FBI releases first secret document on 9/11 terror attack investigation after Biden order

The Federal Bureau of Investigation (FBI) on Saturday released the first of what is expected to be several documents related to its investigation of the 9/11 terrorist attacks and suspected Saudi government support for the hijackers, after US President Joe Biden issued an executive order for declassifying the information.

The newly declassified 2016 document, gives details of the FBI's work to investigate the alleged logistical support that a Saudi consular official and a suspected Saudi intelligence agent in Los Angeles provided to at least two of the men who hijacked planes on September 11, 2001.

The document, released on the 20th anniversary of the deadly 9/11 terror attacks that led to the 20-year war against Afghanistan, however, contains significant redactions.

It details multiple connections and testimony by witnesses that prompted FBI suspicion of Omar al-Bayoumi, who was purportedly a Saudi student in Los Angeles but whom the FBI suspected to be a Saudi intelligence agent.

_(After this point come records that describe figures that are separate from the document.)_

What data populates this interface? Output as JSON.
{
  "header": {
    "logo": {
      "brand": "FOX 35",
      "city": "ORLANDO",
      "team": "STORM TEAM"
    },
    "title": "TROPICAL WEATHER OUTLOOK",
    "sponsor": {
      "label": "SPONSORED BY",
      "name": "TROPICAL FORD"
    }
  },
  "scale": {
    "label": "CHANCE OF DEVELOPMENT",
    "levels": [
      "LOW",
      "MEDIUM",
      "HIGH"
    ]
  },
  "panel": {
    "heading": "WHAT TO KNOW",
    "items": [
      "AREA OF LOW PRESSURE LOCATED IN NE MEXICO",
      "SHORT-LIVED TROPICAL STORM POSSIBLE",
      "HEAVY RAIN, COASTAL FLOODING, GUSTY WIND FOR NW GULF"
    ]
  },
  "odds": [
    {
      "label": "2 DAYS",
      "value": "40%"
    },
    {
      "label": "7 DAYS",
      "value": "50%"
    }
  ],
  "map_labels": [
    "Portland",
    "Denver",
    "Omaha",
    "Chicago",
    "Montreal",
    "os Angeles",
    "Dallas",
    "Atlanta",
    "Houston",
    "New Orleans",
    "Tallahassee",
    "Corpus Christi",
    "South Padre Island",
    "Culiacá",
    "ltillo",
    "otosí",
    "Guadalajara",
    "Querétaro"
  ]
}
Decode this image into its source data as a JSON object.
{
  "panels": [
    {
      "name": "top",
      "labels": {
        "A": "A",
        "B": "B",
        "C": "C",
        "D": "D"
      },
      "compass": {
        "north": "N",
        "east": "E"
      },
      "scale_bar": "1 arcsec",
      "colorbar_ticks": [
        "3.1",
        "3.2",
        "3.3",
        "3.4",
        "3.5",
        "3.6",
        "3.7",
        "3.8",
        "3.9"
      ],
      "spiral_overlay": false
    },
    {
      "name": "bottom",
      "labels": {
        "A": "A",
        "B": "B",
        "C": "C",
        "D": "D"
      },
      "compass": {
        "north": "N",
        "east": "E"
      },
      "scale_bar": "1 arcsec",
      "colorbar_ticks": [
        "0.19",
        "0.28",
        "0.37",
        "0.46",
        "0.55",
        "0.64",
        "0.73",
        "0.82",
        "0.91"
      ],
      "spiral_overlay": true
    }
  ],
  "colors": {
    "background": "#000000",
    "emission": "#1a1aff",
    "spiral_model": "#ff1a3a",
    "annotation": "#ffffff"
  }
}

The FBI document describes him as deeply involved in providing "travel assistance, lodging and financing" to help the two hijackers, according to a CNN report.

Also read:  Two-thirds say 9/11 attacks changed the way America lives: Survey

The Saudi embassy in Washington had said earlier on Wednesday that it "welcomes the release of" the FBI documents and that "any allegation that Saudi Arabia is complicit in the September 11 attacks is categorically false."

Biden's executive order came after more than 1,600 people affected by the attacks sent Biden a letter saying he should not go to Ground Zero in New York City to mark the 20th anniversary unless he released the information. The letter in part questioned the role of Saudi Arabia, suggesting that members of the Saudi Arabian government had been involved in "supporting the attacks."

Shortly after the letter, the Department of Justice announced it would review what previously withheld information or documents related to the September 11, 2001, attacks it can disclose to the public.

A Justice Department spokesperson said in August that the government advised a Manhattan federal court that the FBI had recently closed an investigation related to certain September 11 hijackers.

"Although this development followed the U.S. District Court rulings upholding the government's privilege assertions, the FBI has decided to review its prior privilege assertions to identify additional information appropriate for disclosure. The FBI will disclose such information on a rolling basis as expeditiously as possible," the spokesperson said.

Biden praised the DOJ's decision at the time, saying it followed through on his campaign promise to have the department work on releasing 9/11 records as desired by the families of victims of the September 11 attacks.